In deze zaak heeft het College van Beroep voor het bedrijfsleven op 22 december 2020 uitspraak gedaan in een geschil tussen een V.O.F. en de minister van Landbouw, Natuur en Voedselkwaliteit over de vaststelling van fosfaatrechten op basis van de Meststoffenwet. De appellante, een veehouderij, had bezwaar gemaakt tegen het besluit van de minister waarin het fosfaatrecht was vastgesteld op 2.045 kg, gebaseerd op het aantal dieren dat op de peildatum van 2 juli 2015 aanwezig was. De minister had geweigerd het fosfaatrecht te verhogen, omdat appellante niet voldeed aan de 5%-drempel van de knelgevallenregeling, die van toepassing is bij bijzondere omstandigheden zoals ziekte of overlijden van een persoon van het samenwerkingsverband van de landbouwer.
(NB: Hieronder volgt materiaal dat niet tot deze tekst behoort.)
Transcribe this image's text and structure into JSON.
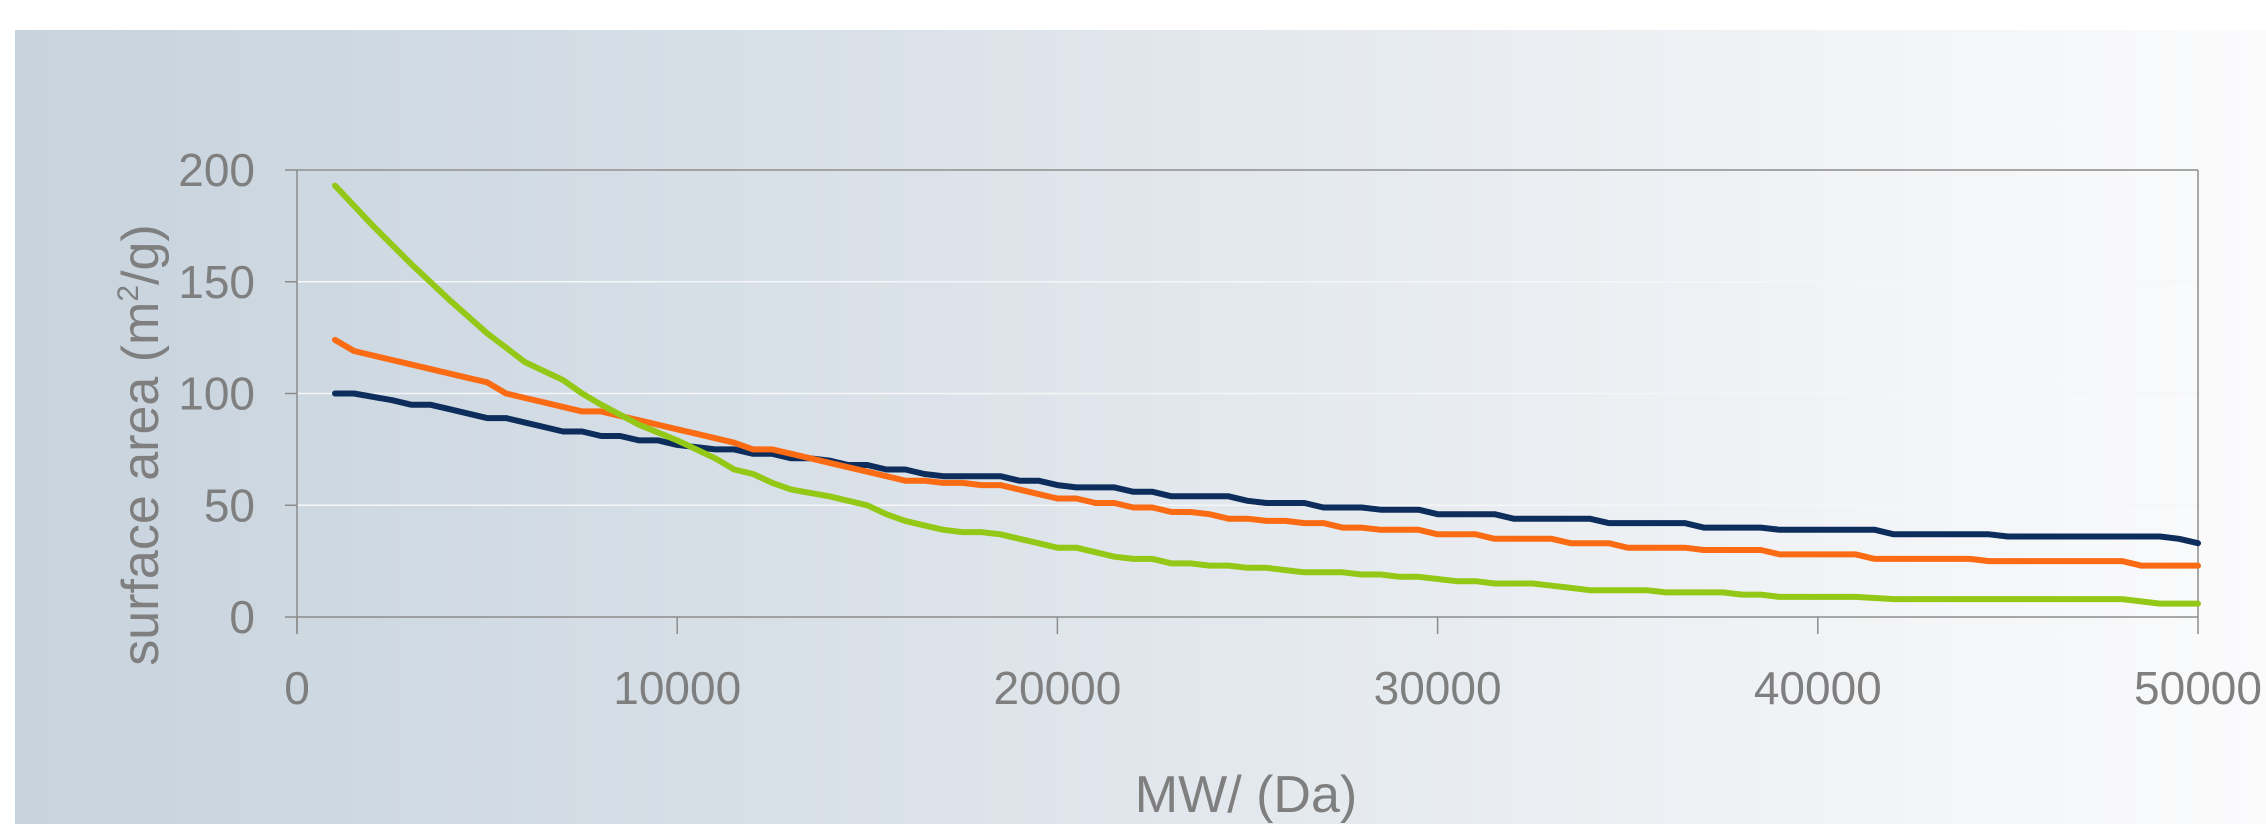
{
  "chart_data": {
    "type": "line",
    "xlabel": "MW/ (Da)",
    "ylabel": "surface area (m²/g)",
    "ylabel_parts": {
      "before": "surface area (m",
      "sup": "2",
      "after": "/g)"
    },
    "xlim": [
      0,
      50000
    ],
    "ylim": [
      0,
      200
    ],
    "x_ticks": [
      0,
      10000,
      20000,
      30000,
      40000,
      50000
    ],
    "x_tick_labels": [
      "0",
      "10000",
      "20000",
      "30000",
      "40000",
      "50000"
    ],
    "y_ticks": [
      0,
      50,
      100,
      150,
      200
    ],
    "y_tick_labels": [
      "0",
      "50",
      "100",
      "150",
      "200"
    ],
    "grid": "horizontal",
    "legend": "none",
    "series": [
      {
        "color": "#0d2d5c",
        "points": [
          [
            1000,
            100
          ],
          [
            1500,
            100
          ],
          [
            2500,
            97
          ],
          [
            3000,
            95
          ],
          [
            3500,
            95
          ],
          [
            4000,
            93
          ],
          [
            4500,
            91
          ],
          [
            5000,
            89
          ],
          [
            5500,
            89
          ],
          [
            6000,
            87
          ],
          [
            6500,
            85
          ],
          [
            7000,
            83
          ],
          [
            7500,
            83
          ],
          [
            8000,
            81
          ],
          [
            8500,
            81
          ],
          [
            9000,
            79
          ],
          [
            9500,
            79
          ],
          [
            10000,
            77
          ],
          [
            10500,
            76
          ],
          [
            11000,
            75
          ],
          [
            11500,
            75
          ],
          [
            12000,
            73
          ],
          [
            12500,
            73
          ],
          [
            13000,
            71
          ],
          [
            13500,
            71
          ],
          [
            14000,
            70
          ],
          [
            14500,
            68
          ],
          [
            15000,
            68
          ],
          [
            15500,
            66
          ],
          [
            16000,
            66
          ],
          [
            16500,
            64
          ],
          [
            17000,
            63
          ],
          [
            17500,
            63
          ],
          [
            18000,
            63
          ],
          [
            18500,
            63
          ],
          [
            19000,
            61
          ],
          [
            19500,
            61
          ],
          [
            20000,
            59
          ],
          [
            20500,
            58
          ],
          [
            21000,
            58
          ],
          [
            21500,
            58
          ],
          [
            22000,
            56
          ],
          [
            22500,
            56
          ],
          [
            23000,
            54
          ],
          [
            23500,
            54
          ],
          [
            24000,
            54
          ],
          [
            24500,
            54
          ],
          [
            25000,
            52
          ],
          [
            25500,
            51
          ],
          [
            26000,
            51
          ],
          [
            26500,
            51
          ],
          [
            27000,
            49
          ],
          [
            27500,
            49
          ],
          [
            28000,
            49
          ],
          [
            28500,
            48
          ],
          [
            29000,
            48
          ],
          [
            29500,
            48
          ],
          [
            30000,
            46
          ],
          [
            30500,
            46
          ],
          [
            31000,
            46
          ],
          [
            31500,
            46
          ],
          [
            32000,
            44
          ],
          [
            32500,
            44
          ],
          [
            33000,
            44
          ],
          [
            33500,
            44
          ],
          [
            34000,
            44
          ],
          [
            34500,
            42
          ],
          [
            35000,
            42
          ],
          [
            35500,
            42
          ],
          [
            36000,
            42
          ],
          [
            36500,
            42
          ],
          [
            37000,
            40
          ],
          [
            37500,
            40
          ],
          [
            38000,
            40
          ],
          [
            38500,
            40
          ],
          [
            39000,
            39
          ],
          [
            39500,
            39
          ],
          [
            40000,
            39
          ],
          [
            40500,
            39
          ],
          [
            41000,
            39
          ],
          [
            41500,
            39
          ],
          [
            42000,
            37
          ],
          [
            42500,
            37
          ],
          [
            43000,
            37
          ],
          [
            43500,
            37
          ],
          [
            44000,
            37
          ],
          [
            44500,
            37
          ],
          [
            45000,
            36
          ],
          [
            45500,
            36
          ],
          [
            46000,
            36
          ],
          [
            46500,
            36
          ],
          [
            47000,
            36
          ],
          [
            47500,
            36
          ],
          [
            48000,
            36
          ],
          [
            48500,
            36
          ],
          [
            49000,
            36
          ],
          [
            49500,
            35
          ],
          [
            50000,
            33
          ]
        ]
      },
      {
        "color": "#fa6b14",
        "points": [
          [
            1000,
            124
          ],
          [
            1500,
            119
          ],
          [
            2000,
            117
          ],
          [
            2500,
            115
          ],
          [
            3000,
            113
          ],
          [
            3500,
            111
          ],
          [
            4000,
            109
          ],
          [
            4500,
            107
          ],
          [
            5000,
            105
          ],
          [
            5500,
            100
          ],
          [
            6000,
            98
          ],
          [
            6500,
            96
          ],
          [
            7000,
            94
          ],
          [
            7500,
            92
          ],
          [
            8000,
            92
          ],
          [
            8500,
            90
          ],
          [
            9000,
            88
          ],
          [
            9500,
            86
          ],
          [
            10000,
            84
          ],
          [
            10500,
            82
          ],
          [
            11000,
            80
          ],
          [
            11500,
            78
          ],
          [
            12000,
            75
          ],
          [
            12500,
            75
          ],
          [
            13000,
            73
          ],
          [
            13500,
            71
          ],
          [
            14000,
            69
          ],
          [
            14500,
            67
          ],
          [
            15000,
            65
          ],
          [
            15500,
            63
          ],
          [
            16000,
            61
          ],
          [
            16500,
            61
          ],
          [
            17000,
            60
          ],
          [
            17500,
            60
          ],
          [
            18000,
            59
          ],
          [
            18500,
            59
          ],
          [
            19000,
            57
          ],
          [
            19500,
            55
          ],
          [
            20000,
            53
          ],
          [
            20500,
            53
          ],
          [
            21000,
            51
          ],
          [
            21500,
            51
          ],
          [
            22000,
            49
          ],
          [
            22500,
            49
          ],
          [
            23000,
            47
          ],
          [
            23500,
            47
          ],
          [
            24000,
            46
          ],
          [
            24500,
            44
          ],
          [
            25000,
            44
          ],
          [
            25500,
            43
          ],
          [
            26000,
            43
          ],
          [
            26500,
            42
          ],
          [
            27000,
            42
          ],
          [
            27500,
            40
          ],
          [
            28000,
            40
          ],
          [
            28500,
            39
          ],
          [
            29000,
            39
          ],
          [
            29500,
            39
          ],
          [
            30000,
            37
          ],
          [
            30500,
            37
          ],
          [
            31000,
            37
          ],
          [
            31500,
            35
          ],
          [
            32000,
            35
          ],
          [
            32500,
            35
          ],
          [
            33000,
            35
          ],
          [
            33500,
            33
          ],
          [
            34000,
            33
          ],
          [
            34500,
            33
          ],
          [
            35000,
            31
          ],
          [
            35500,
            31
          ],
          [
            36000,
            31
          ],
          [
            36500,
            31
          ],
          [
            37000,
            30
          ],
          [
            37500,
            30
          ],
          [
            38000,
            30
          ],
          [
            38500,
            30
          ],
          [
            39000,
            28
          ],
          [
            39500,
            28
          ],
          [
            40000,
            28
          ],
          [
            40500,
            28
          ],
          [
            41000,
            28
          ],
          [
            41500,
            26
          ],
          [
            42000,
            26
          ],
          [
            42500,
            26
          ],
          [
            43000,
            26
          ],
          [
            43500,
            26
          ],
          [
            44000,
            26
          ],
          [
            44500,
            25
          ],
          [
            45000,
            25
          ],
          [
            45500,
            25
          ],
          [
            46000,
            25
          ],
          [
            46500,
            25
          ],
          [
            47000,
            25
          ],
          [
            47500,
            25
          ],
          [
            48000,
            25
          ],
          [
            48500,
            23
          ],
          [
            49000,
            23
          ],
          [
            49500,
            23
          ],
          [
            50000,
            23
          ]
        ]
      },
      {
        "color": "#94c816",
        "points": [
          [
            1000,
            193
          ],
          [
            2000,
            175
          ],
          [
            3000,
            158
          ],
          [
            4000,
            142
          ],
          [
            5000,
            127
          ],
          [
            6000,
            114
          ],
          [
            7000,
            106
          ],
          [
            7500,
            100
          ],
          [
            8000,
            95
          ],
          [
            9000,
            86
          ],
          [
            10000,
            79
          ],
          [
            11000,
            71
          ],
          [
            11500,
            66
          ],
          [
            12000,
            64
          ],
          [
            12500,
            60
          ],
          [
            13000,
            57
          ],
          [
            14000,
            54
          ],
          [
            14500,
            52
          ],
          [
            15000,
            50
          ],
          [
            15500,
            46
          ],
          [
            16000,
            43
          ],
          [
            16500,
            41
          ],
          [
            17000,
            39
          ],
          [
            17500,
            38
          ],
          [
            18000,
            38
          ],
          [
            18500,
            37
          ],
          [
            19000,
            35
          ],
          [
            19500,
            33
          ],
          [
            20000,
            31
          ],
          [
            20500,
            31
          ],
          [
            21000,
            29
          ],
          [
            21500,
            27
          ],
          [
            22000,
            26
          ],
          [
            22500,
            26
          ],
          [
            23000,
            24
          ],
          [
            23500,
            24
          ],
          [
            24000,
            23
          ],
          [
            24500,
            23
          ],
          [
            25000,
            22
          ],
          [
            25500,
            22
          ],
          [
            26000,
            21
          ],
          [
            26500,
            20
          ],
          [
            27000,
            20
          ],
          [
            27500,
            20
          ],
          [
            28000,
            19
          ],
          [
            28500,
            19
          ],
          [
            29000,
            18
          ],
          [
            29500,
            18
          ],
          [
            30000,
            17
          ],
          [
            30500,
            16
          ],
          [
            31000,
            16
          ],
          [
            31500,
            15
          ],
          [
            32000,
            15
          ],
          [
            32500,
            15
          ],
          [
            33000,
            14
          ],
          [
            33500,
            13
          ],
          [
            34000,
            12
          ],
          [
            34500,
            12
          ],
          [
            35000,
            12
          ],
          [
            35500,
            12
          ],
          [
            36000,
            11
          ],
          [
            36500,
            11
          ],
          [
            37000,
            11
          ],
          [
            37500,
            11
          ],
          [
            38000,
            10
          ],
          [
            38500,
            10
          ],
          [
            39000,
            9
          ],
          [
            39500,
            9
          ],
          [
            40000,
            9
          ],
          [
            41000,
            9
          ],
          [
            42000,
            8
          ],
          [
            43000,
            8
          ],
          [
            44000,
            8
          ],
          [
            45000,
            8
          ],
          [
            46000,
            8
          ],
          [
            47000,
            8
          ],
          [
            48000,
            8
          ],
          [
            48500,
            7
          ],
          [
            49000,
            6
          ],
          [
            49500,
            6
          ],
          [
            50000,
            6
          ]
        ]
      }
    ]
  }
}
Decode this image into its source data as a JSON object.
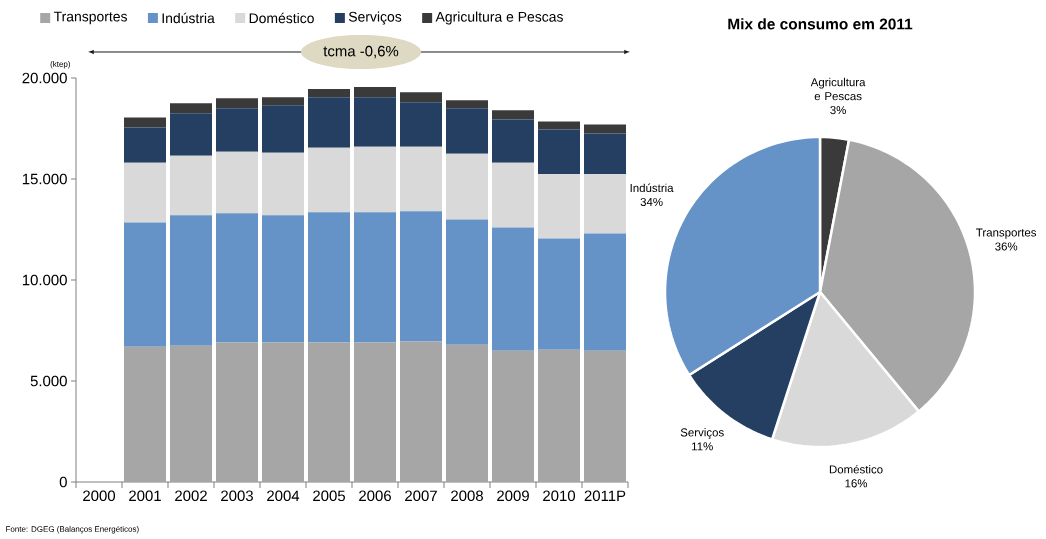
{
  "chart_data": [
    {
      "type": "bar",
      "stacked": true,
      "ylabel": "(ktep)",
      "legend": "top",
      "categories": [
        "2000",
        "2001",
        "2002",
        "2003",
        "2004",
        "2005",
        "2006",
        "2007",
        "2008",
        "2009",
        "2010",
        "2011P"
      ],
      "series": [
        {
          "name": "Transportes",
          "color": "#a6a6a6",
          "values": [
            null,
            6700,
            6750,
            6900,
            6900,
            6900,
            6900,
            6950,
            6800,
            6500,
            6550,
            6500
          ]
        },
        {
          "name": "Indústria",
          "color": "#6693c7",
          "values": [
            null,
            6150,
            6450,
            6400,
            6300,
            6450,
            6450,
            6450,
            6200,
            6100,
            5500,
            5800
          ]
        },
        {
          "name": "Doméstico",
          "color": "#d9d9d9",
          "values": [
            null,
            2950,
            2950,
            3050,
            3100,
            3200,
            3250,
            3200,
            3250,
            3200,
            3200,
            2950
          ]
        },
        {
          "name": "Serviços",
          "color": "#253f63",
          "values": [
            null,
            1750,
            2100,
            2150,
            2350,
            2500,
            2450,
            2200,
            2250,
            2150,
            2200,
            2000
          ]
        },
        {
          "name": "Agricultura e Pescas",
          "color": "#3a3a3a",
          "values": [
            null,
            500,
            500,
            500,
            400,
            400,
            500,
            500,
            400,
            450,
            400,
            450
          ]
        }
      ],
      "ylim": [
        0,
        20000
      ],
      "yticks": [
        0,
        {
          "value": 5000,
          "label": "5.000"
        },
        {
          "value": 10000,
          "label": "10.000"
        },
        {
          "value": 15000,
          "label": "15.000"
        },
        {
          "value": 20000,
          "label": "20.000"
        }
      ],
      "annotations": [
        "tcma -0,6%",
        "Fonte: DGEG (Balanços Energéticos)"
      ]
    },
    {
      "type": "pie",
      "title": "Mix de consumo em 2011",
      "categories": [
        "Agricultura e Pescas",
        "Transportes",
        "Doméstico",
        "Serviços",
        "Indústria"
      ],
      "values": [
        3,
        36,
        16,
        11,
        34
      ],
      "colors": [
        "#3a3a3a",
        "#a6a6a6",
        "#d9d9d9",
        "#253f63",
        "#6693c7"
      ],
      "value_labels": [
        "3%",
        "36%",
        "16%",
        "11%",
        "34%"
      ]
    }
  ]
}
De appellante voerde aan dat haar partner, [naam 2], begin 2015 in behandeling was bij de GGZ vanwege overspannenheid, wat had geleid tot een lagere bezetting van de stal op de peildatum. De minister betwistte niet dat [naam 2] ziek was, maar stelde dat de knelgevallenregeling correct was toegepast en dat de niet gerealiseerde uitbreiding van de veestapel niet kon worden meegenomen in de berekening van de fosfaatrechten. Het College oordeelde dat de wetgever had gekozen voor een beperkte knelgevallenregeling en dat niet gerealiseerde uitbreidingen niet meegeteld mochten worden bij de beoordeling van knelgevallen.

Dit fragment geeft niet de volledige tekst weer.